Find Your Winning Trading Style
What is a Trading Style?
One thing we often hear clients talk about is their trading style. Perhaps you are reading this and wondering what a trading style is? Or, maybe you have heard another trader talking about their trade style, but aren’t quite sure what they mean.
A trading style is the way in which you conduct your trading activities. It must provide a framework to design, structure, and implement your strategies. With a good trading style, you will be able to follow a certain process with all your trades.
Why Trading Style Matters?
We’re going to start by saying that a trading style is not a personality trait, nor is it an indicator of how “good” you are at trading. It’s simply a way to categorize the way you approach the market.
When you’re just starting out, it’s important to have a good understanding of your own trading style so that you can make smart decisions about what kind of account is right for you. That way, when things get tough and you feel like quitting, or when things are going well and you want to take more risks, you’ll know which side of the coin will benefit your account—and ultimately—your bottom line.

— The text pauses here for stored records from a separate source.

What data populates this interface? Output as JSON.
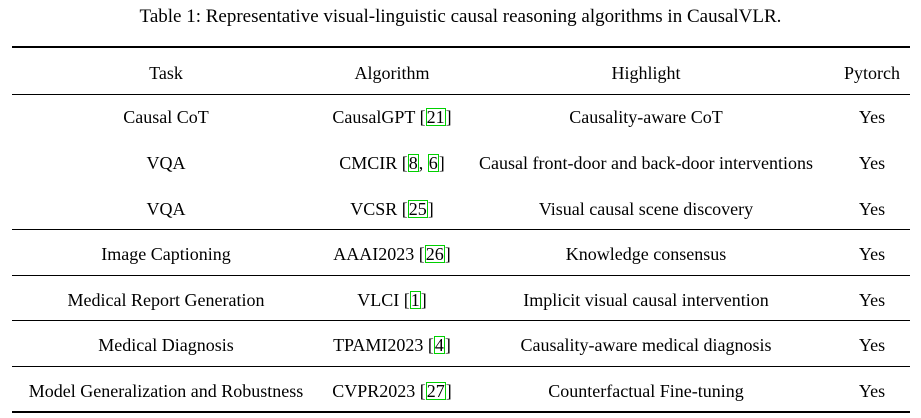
{
  "caption": "Table 1: Representative visual-linguistic causal reasoning algorithms in CausalVLR.",
  "header": {
    "task": "Task",
    "algorithm": "Algorithm",
    "highlight": "Highlight",
    "pytorch": "Pytorch"
  },
  "rows": [
    {
      "task": "Causal CoT",
      "algorithm": "CausalGPT",
      "cites": [
        "21"
      ],
      "highlight": "Causality-aware CoT",
      "pytorch": "Yes"
    },
    {
      "task": "VQA",
      "algorithm": "CMCIR",
      "cites": [
        "8",
        "6"
      ],
      "highlight": "Causal front-door and back-door interventions",
      "pytorch": "Yes"
    },
    {
      "task": "VQA",
      "algorithm": "VCSR",
      "cites": [
        "25"
      ],
      "highlight": "Visual causal scene discovery",
      "pytorch": "Yes"
    },
    {
      "task": "Image Captioning",
      "algorithm": "AAAI2023",
      "cites": [
        "26"
      ],
      "highlight": "Knowledge consensus",
      "pytorch": "Yes"
    },
    {
      "task": "Medical Report Generation",
      "algorithm": "VLCI",
      "cites": [
        "1"
      ],
      "highlight": "Implicit visual causal intervention",
      "pytorch": "Yes"
    },
    {
      "task": "Medical Diagnosis",
      "algorithm": "TPAMI2023",
      "cites": [
        "4"
      ],
      "highlight": "Causality-aware medical diagnosis",
      "pytorch": "Yes"
    },
    {
      "task": "Model Generalization and Robustness",
      "algorithm": "CVPR2023",
      "cites": [
        "27"
      ],
      "highlight": "Counterfactual Fine-tuning",
      "pytorch": "Yes"
    }
  ]
}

Day trading is a style of trading that involves buying and selling assets within the same day. Day traders are typically focused on short-term fluctuations in stock prices, but they also may trade futures and options contracts.

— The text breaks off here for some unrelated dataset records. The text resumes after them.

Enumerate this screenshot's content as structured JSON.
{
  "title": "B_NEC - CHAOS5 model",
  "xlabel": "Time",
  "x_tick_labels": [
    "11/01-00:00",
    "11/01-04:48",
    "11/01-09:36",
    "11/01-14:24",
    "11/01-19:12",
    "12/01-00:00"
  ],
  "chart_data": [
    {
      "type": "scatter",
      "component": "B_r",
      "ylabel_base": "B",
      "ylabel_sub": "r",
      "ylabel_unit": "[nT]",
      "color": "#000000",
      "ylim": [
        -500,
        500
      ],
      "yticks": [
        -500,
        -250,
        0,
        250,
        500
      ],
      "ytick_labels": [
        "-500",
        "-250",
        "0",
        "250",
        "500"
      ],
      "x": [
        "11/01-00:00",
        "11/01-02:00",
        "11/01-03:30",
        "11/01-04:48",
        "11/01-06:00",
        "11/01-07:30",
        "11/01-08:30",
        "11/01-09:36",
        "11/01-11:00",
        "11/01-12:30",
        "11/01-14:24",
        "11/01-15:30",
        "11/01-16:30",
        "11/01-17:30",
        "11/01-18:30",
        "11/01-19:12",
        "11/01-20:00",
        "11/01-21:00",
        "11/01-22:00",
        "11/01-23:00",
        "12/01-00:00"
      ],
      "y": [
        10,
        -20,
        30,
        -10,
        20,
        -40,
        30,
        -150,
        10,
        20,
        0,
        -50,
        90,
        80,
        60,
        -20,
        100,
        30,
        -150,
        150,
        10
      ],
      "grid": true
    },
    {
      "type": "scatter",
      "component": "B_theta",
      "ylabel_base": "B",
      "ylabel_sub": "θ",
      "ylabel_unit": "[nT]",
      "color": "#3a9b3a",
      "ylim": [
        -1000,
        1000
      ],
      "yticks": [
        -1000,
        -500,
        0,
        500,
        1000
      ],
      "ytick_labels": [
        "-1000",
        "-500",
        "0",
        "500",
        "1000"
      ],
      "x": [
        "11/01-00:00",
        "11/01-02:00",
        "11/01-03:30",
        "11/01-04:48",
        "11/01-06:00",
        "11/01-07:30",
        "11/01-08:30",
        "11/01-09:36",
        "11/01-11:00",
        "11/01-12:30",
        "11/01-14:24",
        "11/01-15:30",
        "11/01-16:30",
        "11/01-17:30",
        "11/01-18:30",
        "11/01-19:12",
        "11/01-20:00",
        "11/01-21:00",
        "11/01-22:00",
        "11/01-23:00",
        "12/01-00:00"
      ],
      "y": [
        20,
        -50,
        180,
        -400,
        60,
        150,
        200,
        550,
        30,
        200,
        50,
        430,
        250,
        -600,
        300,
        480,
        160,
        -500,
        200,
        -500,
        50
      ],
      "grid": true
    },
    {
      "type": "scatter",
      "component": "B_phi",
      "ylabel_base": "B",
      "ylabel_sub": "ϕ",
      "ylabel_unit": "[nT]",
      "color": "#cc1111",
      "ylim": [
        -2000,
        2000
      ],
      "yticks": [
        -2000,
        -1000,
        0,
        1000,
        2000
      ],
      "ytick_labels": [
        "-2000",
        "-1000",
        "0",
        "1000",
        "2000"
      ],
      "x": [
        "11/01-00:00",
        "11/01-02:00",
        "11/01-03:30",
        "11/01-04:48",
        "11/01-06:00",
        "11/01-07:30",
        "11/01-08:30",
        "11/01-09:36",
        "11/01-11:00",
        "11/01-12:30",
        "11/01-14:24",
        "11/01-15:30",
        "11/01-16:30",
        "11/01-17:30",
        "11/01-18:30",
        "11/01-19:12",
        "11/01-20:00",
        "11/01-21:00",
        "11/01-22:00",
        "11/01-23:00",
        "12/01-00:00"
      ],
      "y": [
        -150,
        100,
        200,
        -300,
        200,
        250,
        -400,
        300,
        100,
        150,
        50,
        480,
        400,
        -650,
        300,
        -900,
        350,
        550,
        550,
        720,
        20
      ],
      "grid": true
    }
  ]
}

Day trading can be an exciting way to participate in the market, but it’s important to understand the risks involved before you begin. Day traders have to be able to maintain composure under extreme pressure and make rapid decisions based on limited information. If you’re looking for excitement, day trading might be right for you!
Swing trading is a style of trading that involves holding an investment for a few days to several weeks. It’s considered to be a middle-of-the-road approach to investing, as it can be more aggressive than buy-and-hold strategies, but it’s not as risky as day trading.

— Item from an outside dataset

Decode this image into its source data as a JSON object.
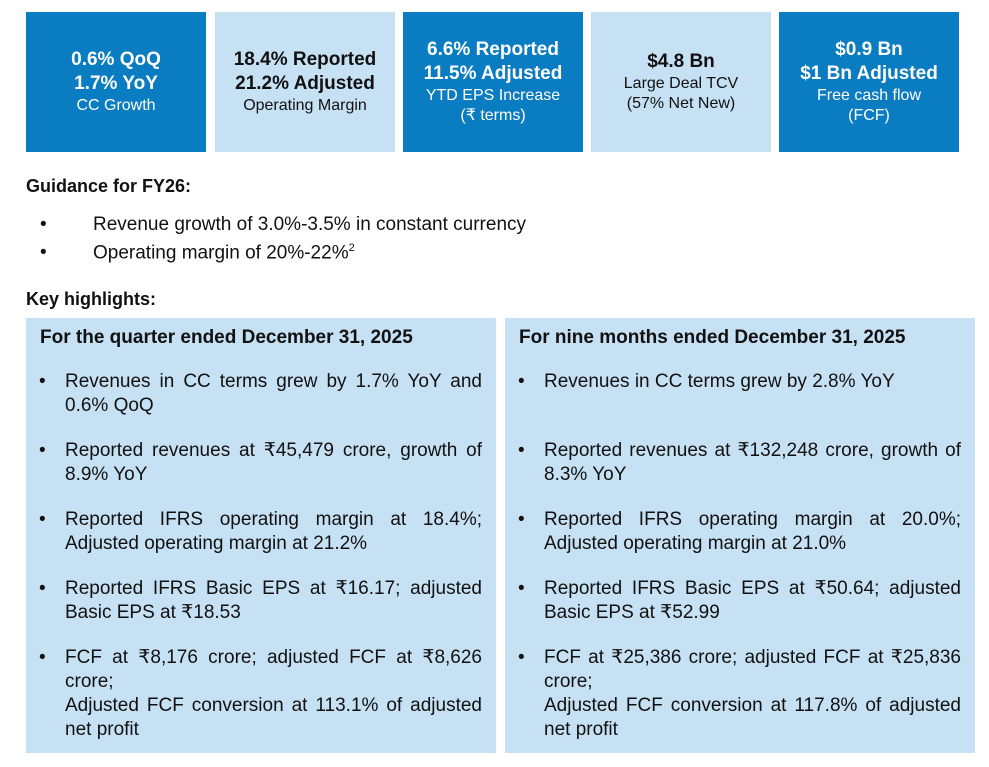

Swing traders try to identify trends in the market and then buy or sell stocks when the trend reverses. They’re looking for longer-term gains and don’t want their investments to be impacted by day-to-day fluctuations in price.
Swing traders typically have a larger amount of money available for investment since they’re willing to take on more risk than other types of investors.
Position trading is a form of investment where you take a long-term position in a stock or other instrument, with the intention of holding it for several days or even months. Position trading is different from day trading because it’s not concerned with short-term fluctuations in the market. Instead, position traders focus on finding stocks that have good fundamentals and will increase in value over time.
Position traders typically use technical analysis to identify stocks that are likely to experience price appreciation within a certain time frame. Technical analysis involves analyzing price charts and studying historical prices to determine future trends.
The scalper is a trader who makes many small investments and exits them quickly. The scalper will watch the market closely, and then buy and sell in rapid succession—sometimes as often as a few times per minute.
Scalpers rely on making quick profits by taking advantage of temporary price discrepancies that occur when large orders are placed. Scalpers typically use technical analysis to identify points where they can make profit by buying low and selling high.
The robo-trader is a program that will automatically execute trades on your behalf. You can simply set it and forget it, and it will do everything for you. It’s great if you are busy and don’t have time to sit in front of your computer all day watching the markets.
The pro of this trading style is that it frees up time for other things in your life, like running errands or spending time with family and friends. The con is that you have to trust this program completely—if there’s an error or something goes wrong, you could lose all of your money without even knowing what happened!
Get to know what style of trading suits you best by exploring all the different options, so you can get the most out of your trading.
Whether you’re just getting started with your trading or have been doing it for a while, it’s always good to acknowledge your style of trading. It helps you determine what sort of trade you should be making to suit your needs, and whether you want to stick with auto-trading or manual options. Some choose to even combine the two as a hybrid approach. Learning about yourself makes you more self-aware and better prepared for future endeavors, so take the time to find out what kind of trader you are!